Correct, this is what GStreamer devs where telling again and again, xvid is mpeg4 part2 why you need special handling? So they rejected patch that adds format in caps (like the wmv does). Here is the bug: https://bugzilla.gno...g.cgi?id=739196
So every mpeg4 part2 codecs must/should handled by streamtype = 4.
I think you misunderstand the standpoint of the gstreamer devs. IMHO they are right. Xvid (and divx) are indeed just mpeg4 part (aka mpeg4 vc). The separate frames without the container (the elementary stream) is really just mpeg4 vc (also incorrectly referred to as mpeg4 asp). This issue has nothing to do with the codec. It's a container issue.

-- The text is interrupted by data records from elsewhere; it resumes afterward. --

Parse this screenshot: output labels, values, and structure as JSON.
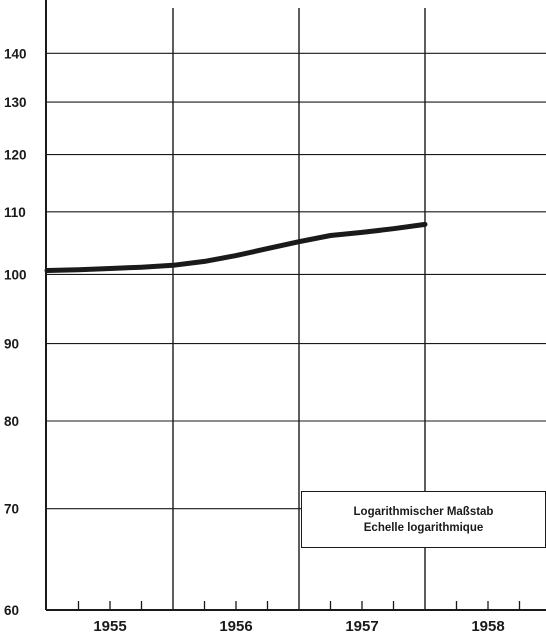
{
  "chart_data": {
    "type": "line",
    "title": "",
    "xlabel": "",
    "ylabel": "",
    "scale": "log",
    "ylim": [
      60,
      150
    ],
    "y_ticks": [
      60,
      70,
      80,
      90,
      100,
      110,
      120,
      130,
      140
    ],
    "x_range": [
      1955.0,
      1959.0
    ],
    "x_ticks": [
      "1955",
      "1956",
      "1957",
      "1958"
    ],
    "quarters_per_year": 4,
    "grid": true,
    "series": [
      {
        "x": [
          1955.0,
          1955.25,
          1955.5,
          1955.75,
          1956.0,
          1956.25,
          1956.5,
          1956.75,
          1957.0,
          1957.25,
          1957.5,
          1957.75,
          1958.0
        ],
        "values": [
          100.6,
          100.7,
          100.9,
          101.1,
          101.4,
          102.0,
          102.9,
          104.0,
          105.1,
          106.1,
          106.6,
          107.2,
          107.9
        ]
      }
    ],
    "annotation": {
      "line1": "Logarithmischer Maßstab",
      "line2": "Echelle logarithmique"
    }
  },
  "colors": {
    "ink": "#1a1a1a",
    "background": "#ffffff"
  }
}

As soon as you wrap mpeg4 (or even mpeg2...) containing B frames into an avi container, there is no way to store the DTS. Avi only has (implicit) PTS. To overcome this limitation (other than using a proper container that can handle B frames) divx decided to "pack" B frames together with "normal" frames (I/P). As soon as the avi demuxer has spliced the container into elementary streams, it SHOULD also re-create the separate frames from the packed frames, including the DTS (calculated from the position in the stream and the frame rate), and you'd have a perfectly normal mpeg4 vc stream that every decoder can handle (including a hardware decoder).
So imho the avi demuxer should handle this special case which only occurs in avi containers, if only because once demuxed, there might not be enough metadata left to reconstruct the separate files.